The Palestinian Authority mayor of the city of Bidya, near Ariel in central Samaria, was charged with online incitement in an Israeli military court on Wednesday after being arrested on Feb. 19, authorities announced.
The Palestinian, identified in Hebrew media as Zahir Abdelhadi, was detained last month for “serious incitement against the State of Israel, IDF soldiers and security forces,” the Israel Police said in a statement.
Following a “thorough investigation” by officers of the Modi’in Illit police station and the Military Prosecutor’s Office, Abdelhadi was charged with attempting to influence popular opinion in the municipality through posts that “harm the public order.”
Among other incitement, he stands accused of posting “words of praise, sympathy or support for a hostile organization, its actions and its goals.”
Local media reported that Abdelhadi posted a picture of Hamas founder Ahmed Yassin alongside PLO chairman Yasser Arafat with a caption urging unity between the rival Fatah and Hamas terrorist groups.

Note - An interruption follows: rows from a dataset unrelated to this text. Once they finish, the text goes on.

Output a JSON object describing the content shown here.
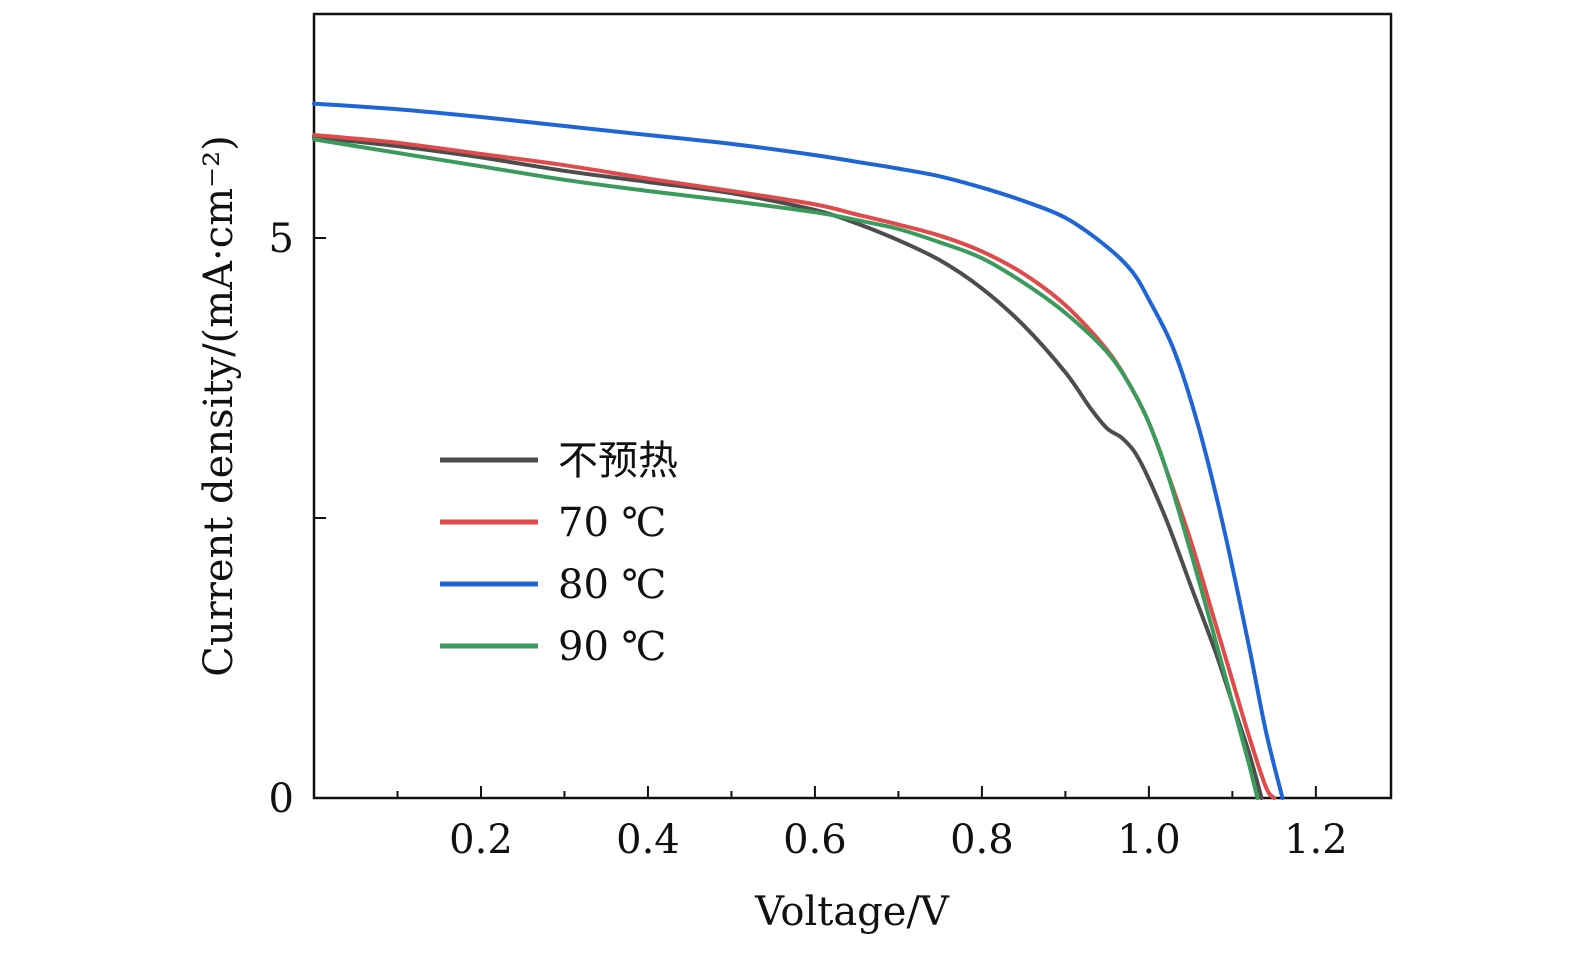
{
  "chart_data": {
    "type": "line",
    "xlabel": "Voltage/V",
    "ylabel": "Current density/(mA·cm⁻²)",
    "xlim": [
      0,
      1.29
    ],
    "ylim": [
      0,
      7.0
    ],
    "x_ticks": [
      {
        "value": 0.2,
        "label": "0.2"
      },
      {
        "value": 0.4,
        "label": "0.4"
      },
      {
        "value": 0.6,
        "label": "0.6"
      },
      {
        "value": 0.8,
        "label": "0.8"
      },
      {
        "value": 1.0,
        "label": "1.0"
      },
      {
        "value": 1.2,
        "label": "1.2"
      }
    ],
    "x_minor_ticks": [
      0.1,
      0.3,
      0.5,
      0.7,
      0.9,
      1.1
    ],
    "y_ticks": [
      {
        "value": 0,
        "label": "0"
      },
      {
        "value": 2.5,
        "label": ""
      },
      {
        "value": 5,
        "label": "5"
      }
    ],
    "grid": false,
    "legend_position": "center-left",
    "series": [
      {
        "name": "不预热",
        "color": "#4d4d4d",
        "points": [
          [
            0.0,
            5.9
          ],
          [
            0.1,
            5.82
          ],
          [
            0.2,
            5.72
          ],
          [
            0.3,
            5.6
          ],
          [
            0.4,
            5.5
          ],
          [
            0.5,
            5.4
          ],
          [
            0.6,
            5.25
          ],
          [
            0.65,
            5.13
          ],
          [
            0.7,
            4.98
          ],
          [
            0.75,
            4.8
          ],
          [
            0.8,
            4.55
          ],
          [
            0.85,
            4.22
          ],
          [
            0.9,
            3.8
          ],
          [
            0.93,
            3.48
          ],
          [
            0.95,
            3.3
          ],
          [
            0.97,
            3.2
          ],
          [
            0.99,
            3.0
          ],
          [
            1.02,
            2.5
          ],
          [
            1.05,
            1.9
          ],
          [
            1.08,
            1.3
          ],
          [
            1.1,
            0.85
          ],
          [
            1.12,
            0.4
          ],
          [
            1.135,
            0.0
          ]
        ]
      },
      {
        "name": "70 ℃",
        "color": "#e04a4a",
        "points": [
          [
            0.0,
            5.92
          ],
          [
            0.1,
            5.85
          ],
          [
            0.2,
            5.75
          ],
          [
            0.3,
            5.65
          ],
          [
            0.4,
            5.53
          ],
          [
            0.5,
            5.42
          ],
          [
            0.6,
            5.3
          ],
          [
            0.65,
            5.21
          ],
          [
            0.7,
            5.12
          ],
          [
            0.75,
            5.02
          ],
          [
            0.8,
            4.88
          ],
          [
            0.85,
            4.68
          ],
          [
            0.9,
            4.4
          ],
          [
            0.95,
            4.0
          ],
          [
            0.98,
            3.65
          ],
          [
            1.0,
            3.35
          ],
          [
            1.02,
            2.95
          ],
          [
            1.05,
            2.3
          ],
          [
            1.08,
            1.55
          ],
          [
            1.1,
            1.05
          ],
          [
            1.12,
            0.55
          ],
          [
            1.14,
            0.1
          ],
          [
            1.15,
            0.0
          ]
        ]
      },
      {
        "name": "80 ℃",
        "color": "#1f65d6",
        "points": [
          [
            0.0,
            6.2
          ],
          [
            0.1,
            6.15
          ],
          [
            0.2,
            6.08
          ],
          [
            0.3,
            6.0
          ],
          [
            0.4,
            5.92
          ],
          [
            0.5,
            5.84
          ],
          [
            0.6,
            5.74
          ],
          [
            0.65,
            5.68
          ],
          [
            0.7,
            5.62
          ],
          [
            0.75,
            5.55
          ],
          [
            0.8,
            5.45
          ],
          [
            0.85,
            5.33
          ],
          [
            0.9,
            5.18
          ],
          [
            0.95,
            4.92
          ],
          [
            0.98,
            4.7
          ],
          [
            1.0,
            4.45
          ],
          [
            1.03,
            4.0
          ],
          [
            1.06,
            3.3
          ],
          [
            1.09,
            2.4
          ],
          [
            1.12,
            1.35
          ],
          [
            1.14,
            0.6
          ],
          [
            1.16,
            0.0
          ]
        ]
      },
      {
        "name": "90 ℃",
        "color": "#3a9b5c",
        "points": [
          [
            0.0,
            5.88
          ],
          [
            0.1,
            5.76
          ],
          [
            0.2,
            5.64
          ],
          [
            0.3,
            5.52
          ],
          [
            0.4,
            5.42
          ],
          [
            0.5,
            5.33
          ],
          [
            0.6,
            5.23
          ],
          [
            0.65,
            5.16
          ],
          [
            0.7,
            5.08
          ],
          [
            0.75,
            4.96
          ],
          [
            0.8,
            4.82
          ],
          [
            0.85,
            4.6
          ],
          [
            0.9,
            4.33
          ],
          [
            0.95,
            3.98
          ],
          [
            0.98,
            3.65
          ],
          [
            1.0,
            3.35
          ],
          [
            1.02,
            2.95
          ],
          [
            1.05,
            2.2
          ],
          [
            1.08,
            1.4
          ],
          [
            1.1,
            0.85
          ],
          [
            1.12,
            0.3
          ],
          [
            1.13,
            0.0
          ]
        ]
      }
    ]
  }
}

In addition, during the Hamas-led terrorist attacks in southern Israel on Oct. 7, 2023, he shared a video showing masked and armed terrorists, accompanied by a song in Arabic calling for a “people’s war” against the “enemy.”

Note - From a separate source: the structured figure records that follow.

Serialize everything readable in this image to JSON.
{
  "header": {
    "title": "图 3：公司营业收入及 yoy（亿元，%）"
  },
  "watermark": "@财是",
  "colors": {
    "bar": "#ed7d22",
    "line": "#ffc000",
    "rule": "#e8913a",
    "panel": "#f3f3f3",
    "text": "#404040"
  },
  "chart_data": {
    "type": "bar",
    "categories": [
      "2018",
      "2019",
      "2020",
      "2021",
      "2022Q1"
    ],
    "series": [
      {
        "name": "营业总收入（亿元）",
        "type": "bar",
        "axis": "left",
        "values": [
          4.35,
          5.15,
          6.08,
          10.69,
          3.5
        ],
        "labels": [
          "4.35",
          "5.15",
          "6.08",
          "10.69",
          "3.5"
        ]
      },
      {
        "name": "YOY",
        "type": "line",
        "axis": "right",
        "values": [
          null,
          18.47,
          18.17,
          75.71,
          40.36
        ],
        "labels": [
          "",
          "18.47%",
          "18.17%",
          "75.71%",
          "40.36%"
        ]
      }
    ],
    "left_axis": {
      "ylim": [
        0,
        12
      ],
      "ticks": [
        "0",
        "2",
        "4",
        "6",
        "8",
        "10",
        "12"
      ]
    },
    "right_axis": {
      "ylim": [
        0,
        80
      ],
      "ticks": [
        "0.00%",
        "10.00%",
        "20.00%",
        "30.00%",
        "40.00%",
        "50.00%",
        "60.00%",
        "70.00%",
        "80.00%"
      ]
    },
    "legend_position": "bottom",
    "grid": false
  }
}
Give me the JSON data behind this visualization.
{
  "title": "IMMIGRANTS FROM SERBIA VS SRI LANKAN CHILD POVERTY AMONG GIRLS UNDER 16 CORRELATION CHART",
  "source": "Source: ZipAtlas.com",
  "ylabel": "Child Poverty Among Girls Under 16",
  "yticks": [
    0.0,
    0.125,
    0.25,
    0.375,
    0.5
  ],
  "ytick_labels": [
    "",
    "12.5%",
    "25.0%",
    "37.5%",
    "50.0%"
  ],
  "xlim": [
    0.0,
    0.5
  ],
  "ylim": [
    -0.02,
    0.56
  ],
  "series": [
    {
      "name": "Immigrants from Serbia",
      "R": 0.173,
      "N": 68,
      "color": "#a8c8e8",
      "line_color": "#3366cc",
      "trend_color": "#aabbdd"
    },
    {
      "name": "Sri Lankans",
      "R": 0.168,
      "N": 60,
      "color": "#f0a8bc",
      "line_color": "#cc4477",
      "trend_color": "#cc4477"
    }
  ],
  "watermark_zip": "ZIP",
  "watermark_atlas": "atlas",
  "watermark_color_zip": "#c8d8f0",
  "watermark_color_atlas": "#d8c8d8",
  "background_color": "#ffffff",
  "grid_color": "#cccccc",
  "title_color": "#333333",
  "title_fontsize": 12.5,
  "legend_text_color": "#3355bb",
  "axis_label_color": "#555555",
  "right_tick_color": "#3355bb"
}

The Israel Defense Forces filed 303 indictments for online incitement to terrorism in the Judea and Samaria territories last year, compared to only some 60 to 70 per year before Oct. 7, it revealed in late January.

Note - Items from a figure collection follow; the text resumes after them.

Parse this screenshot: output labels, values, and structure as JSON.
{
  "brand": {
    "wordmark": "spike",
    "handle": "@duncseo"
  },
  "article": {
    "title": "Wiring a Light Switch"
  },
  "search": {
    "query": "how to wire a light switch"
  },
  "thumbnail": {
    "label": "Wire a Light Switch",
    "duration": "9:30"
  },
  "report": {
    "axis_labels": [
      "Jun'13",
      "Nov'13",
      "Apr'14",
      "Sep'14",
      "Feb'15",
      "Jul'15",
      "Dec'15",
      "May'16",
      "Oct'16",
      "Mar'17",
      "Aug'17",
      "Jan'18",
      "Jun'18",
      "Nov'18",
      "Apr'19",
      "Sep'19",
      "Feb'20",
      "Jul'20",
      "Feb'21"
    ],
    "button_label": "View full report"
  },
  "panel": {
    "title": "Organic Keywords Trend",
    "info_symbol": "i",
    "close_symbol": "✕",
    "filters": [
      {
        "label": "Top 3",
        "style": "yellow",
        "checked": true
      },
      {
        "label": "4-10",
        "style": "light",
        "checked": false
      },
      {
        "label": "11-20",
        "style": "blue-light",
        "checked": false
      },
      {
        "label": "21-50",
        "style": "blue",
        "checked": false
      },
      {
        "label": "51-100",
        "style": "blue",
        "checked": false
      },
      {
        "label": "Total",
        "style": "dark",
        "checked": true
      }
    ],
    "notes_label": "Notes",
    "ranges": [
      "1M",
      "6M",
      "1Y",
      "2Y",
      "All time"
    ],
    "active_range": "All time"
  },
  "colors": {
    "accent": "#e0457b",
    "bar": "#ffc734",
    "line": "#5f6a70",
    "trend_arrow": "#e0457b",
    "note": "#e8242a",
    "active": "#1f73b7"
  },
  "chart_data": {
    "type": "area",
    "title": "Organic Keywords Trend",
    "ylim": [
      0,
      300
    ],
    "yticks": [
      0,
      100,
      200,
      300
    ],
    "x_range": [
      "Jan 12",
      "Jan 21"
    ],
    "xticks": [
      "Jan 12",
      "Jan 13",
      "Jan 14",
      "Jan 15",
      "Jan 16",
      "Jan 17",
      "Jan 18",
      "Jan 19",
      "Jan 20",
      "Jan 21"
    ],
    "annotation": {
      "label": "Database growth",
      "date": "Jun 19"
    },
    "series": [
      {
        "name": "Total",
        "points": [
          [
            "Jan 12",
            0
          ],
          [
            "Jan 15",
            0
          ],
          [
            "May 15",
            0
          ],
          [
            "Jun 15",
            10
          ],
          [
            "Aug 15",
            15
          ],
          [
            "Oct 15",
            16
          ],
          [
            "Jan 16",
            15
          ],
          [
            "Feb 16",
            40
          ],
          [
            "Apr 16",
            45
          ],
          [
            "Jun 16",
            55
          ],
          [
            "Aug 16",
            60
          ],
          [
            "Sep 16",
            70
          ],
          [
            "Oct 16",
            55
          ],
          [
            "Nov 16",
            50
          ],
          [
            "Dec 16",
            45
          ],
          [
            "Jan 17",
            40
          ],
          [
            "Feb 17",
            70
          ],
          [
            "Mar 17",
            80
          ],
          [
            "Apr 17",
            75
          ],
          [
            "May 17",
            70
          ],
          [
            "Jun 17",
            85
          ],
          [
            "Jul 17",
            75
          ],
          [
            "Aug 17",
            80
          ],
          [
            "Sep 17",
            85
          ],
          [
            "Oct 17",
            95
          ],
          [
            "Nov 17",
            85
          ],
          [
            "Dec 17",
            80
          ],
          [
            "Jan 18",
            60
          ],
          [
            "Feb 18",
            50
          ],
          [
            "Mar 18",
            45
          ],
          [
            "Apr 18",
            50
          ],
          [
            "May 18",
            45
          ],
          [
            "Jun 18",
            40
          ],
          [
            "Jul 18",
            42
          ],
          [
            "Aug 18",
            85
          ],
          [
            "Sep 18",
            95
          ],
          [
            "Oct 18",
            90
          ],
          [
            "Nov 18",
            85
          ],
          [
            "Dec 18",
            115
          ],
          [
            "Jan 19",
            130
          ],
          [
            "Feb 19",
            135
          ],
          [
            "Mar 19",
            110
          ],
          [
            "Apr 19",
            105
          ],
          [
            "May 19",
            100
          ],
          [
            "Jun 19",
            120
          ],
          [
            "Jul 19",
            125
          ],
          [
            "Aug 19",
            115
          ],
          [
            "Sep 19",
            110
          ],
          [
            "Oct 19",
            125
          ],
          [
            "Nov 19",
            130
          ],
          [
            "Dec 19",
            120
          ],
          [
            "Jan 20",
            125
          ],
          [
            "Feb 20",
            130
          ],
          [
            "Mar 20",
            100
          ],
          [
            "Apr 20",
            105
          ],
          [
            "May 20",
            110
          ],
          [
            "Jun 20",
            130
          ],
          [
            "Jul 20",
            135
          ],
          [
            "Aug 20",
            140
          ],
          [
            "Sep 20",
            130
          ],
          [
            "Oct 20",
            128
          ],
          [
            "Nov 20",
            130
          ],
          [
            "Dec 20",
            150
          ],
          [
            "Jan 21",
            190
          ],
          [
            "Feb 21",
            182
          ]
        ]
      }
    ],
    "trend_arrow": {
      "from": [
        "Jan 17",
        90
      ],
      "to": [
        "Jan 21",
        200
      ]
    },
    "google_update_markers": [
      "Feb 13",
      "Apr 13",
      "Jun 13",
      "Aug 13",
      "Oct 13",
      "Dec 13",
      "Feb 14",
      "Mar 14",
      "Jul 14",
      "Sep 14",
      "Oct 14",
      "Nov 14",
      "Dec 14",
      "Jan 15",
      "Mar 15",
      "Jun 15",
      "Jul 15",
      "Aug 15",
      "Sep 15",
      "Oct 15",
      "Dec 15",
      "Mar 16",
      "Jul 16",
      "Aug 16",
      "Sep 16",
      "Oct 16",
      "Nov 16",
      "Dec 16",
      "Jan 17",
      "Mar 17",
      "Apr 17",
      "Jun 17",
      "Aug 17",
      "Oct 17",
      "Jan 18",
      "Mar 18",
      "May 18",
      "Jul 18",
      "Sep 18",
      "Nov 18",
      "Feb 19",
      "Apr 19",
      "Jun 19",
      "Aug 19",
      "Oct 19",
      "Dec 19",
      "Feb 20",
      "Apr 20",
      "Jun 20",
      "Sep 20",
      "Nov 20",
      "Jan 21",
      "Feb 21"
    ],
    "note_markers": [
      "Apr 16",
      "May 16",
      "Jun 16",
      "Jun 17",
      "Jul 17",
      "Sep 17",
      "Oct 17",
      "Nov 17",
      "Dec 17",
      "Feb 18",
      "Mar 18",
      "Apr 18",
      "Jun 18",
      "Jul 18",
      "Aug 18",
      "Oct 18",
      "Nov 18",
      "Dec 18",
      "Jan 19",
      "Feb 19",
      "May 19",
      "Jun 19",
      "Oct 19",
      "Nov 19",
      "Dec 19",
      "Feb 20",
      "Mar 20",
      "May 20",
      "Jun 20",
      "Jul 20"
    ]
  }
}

A special division was set up under the military’s Central Command to tackle online incitement in the wake of Hamas’s Oct. 7 massacre, Ynet reported. The division is led by members of the Military Prosecution in the Judea and Samaria Division, along with intelligence personnel and operational officers, under OC Central Command Maj. Gen. Avi Bluth.
While Jerusalem’s efforts are bearing fruit with a reported decrease in incitement, this is partly due to Palestinians learning how to word their messages more carefully to avoid legal action, as well as opting for social-media platforms that are more difficult to monitor, an official told Ynet.